Posted in Python onMay 02, 2018

本文将实现逻辑回归算法,预测低出生体重的概率。

# Logistic Regression
# 逻辑回归
#----------------------------------
#
# This function shows how to use TensorFlow to
# solve logistic regression.
# y = sigmoid(Ax + b)
#
# We will use the low birth weight data, specifically:
# y = 0 or 1 = low birth weight
# x = demographic and medical history data

import matplotlib.pyplot as plt
import numpy as np
import tensorflow as tf
import requests
from tensorflow.python.framework import ops
import os.path
import csv


ops.reset_default_graph()

# Create graph
sess = tf.Session()

###
# Obtain and prepare data for modeling
###

# name of data file
birth_weight_file = 'birth_weight.csv'

# download data and create data file if file does not exist in current directory
if not os.path.exists(birth_weight_file):
  birthdata_url = 'https://github.com/nfmcclure/tensorflow_cookbook/raw/master/01_Introduction/07_Working_with_Data_Sources/birthweight_data/birthweight.dat'
  birth_file = requests.get(birthdata_url)
  birth_data = birth_file.text.split('\r\n')
  birth_header = birth_data[0].split('\t')
  birth_data = [[float(x) for x in y.split('\t') if len(x)>=1] for y in birth_data[1:] if len(y)>=1]
  with open(birth_weight_file, "w") as f:
    writer = csv.writer(f)
    writer.writerow(birth_header)
    writer.writerows(birth_data)
    f.close()

# read birth weight data into memory
birth_data = []
with open(birth_weight_file, newline='') as csvfile:
   csv_reader = csv.reader(csvfile)
   birth_header = next(csv_reader)
   for row in csv_reader:
     birth_data.append(row)

birth_data = [[float(x) for x in row] for row in birth_data]

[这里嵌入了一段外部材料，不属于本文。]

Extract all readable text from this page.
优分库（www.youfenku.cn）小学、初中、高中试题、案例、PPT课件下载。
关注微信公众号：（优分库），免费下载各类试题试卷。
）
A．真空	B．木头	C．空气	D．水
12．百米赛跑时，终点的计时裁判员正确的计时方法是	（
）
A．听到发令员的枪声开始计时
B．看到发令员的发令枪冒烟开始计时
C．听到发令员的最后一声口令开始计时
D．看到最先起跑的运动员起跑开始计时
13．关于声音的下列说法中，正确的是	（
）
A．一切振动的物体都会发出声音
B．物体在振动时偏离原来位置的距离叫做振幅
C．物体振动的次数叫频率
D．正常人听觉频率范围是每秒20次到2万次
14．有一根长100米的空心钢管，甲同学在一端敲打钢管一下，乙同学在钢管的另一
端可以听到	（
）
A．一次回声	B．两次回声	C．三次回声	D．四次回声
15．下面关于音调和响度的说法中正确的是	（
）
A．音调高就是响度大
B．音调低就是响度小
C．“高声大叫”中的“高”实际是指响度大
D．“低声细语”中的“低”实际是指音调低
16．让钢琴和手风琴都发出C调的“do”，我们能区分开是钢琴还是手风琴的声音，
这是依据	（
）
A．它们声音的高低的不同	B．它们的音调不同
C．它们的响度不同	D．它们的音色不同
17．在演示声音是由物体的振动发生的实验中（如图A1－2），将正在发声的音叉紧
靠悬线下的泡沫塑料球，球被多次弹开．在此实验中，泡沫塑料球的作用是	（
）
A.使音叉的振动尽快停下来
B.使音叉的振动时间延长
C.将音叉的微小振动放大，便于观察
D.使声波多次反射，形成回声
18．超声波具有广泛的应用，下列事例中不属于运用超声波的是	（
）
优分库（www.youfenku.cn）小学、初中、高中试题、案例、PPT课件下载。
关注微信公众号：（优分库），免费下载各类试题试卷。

# Pull out target variable
y_vals = np.array([x[0] for x in birth_data])
# Pull out predictor variables (not id, not target, and not birthweight)
x_vals = np.array([x[1:8] for x in birth_data])

# set for reproducible results
seed = 99
np.random.seed(seed)
tf.set_random_seed(seed)

# Split data into train/test = 80%/20%
# 分割数据集为测试集和训练集
train_indices = np.random.choice(len(x_vals), round(len(x_vals)*0.8), replace=False)
test_indices = np.array(list(set(range(len(x_vals))) - set(train_indices)))
x_vals_train = x_vals[train_indices]
x_vals_test = x_vals[test_indices]
y_vals_train = y_vals[train_indices]
y_vals_test = y_vals[test_indices]

# Normalize by column (min-max norm)
# 将所有特征缩放到0和1区间(min-max缩放),逻辑回归收敛的效果更好
# 归一化特征
def normalize_cols(m):
  col_max = m.max(axis=0)
  col_min = m.min(axis=0)
  return (m-col_min) / (col_max - col_min)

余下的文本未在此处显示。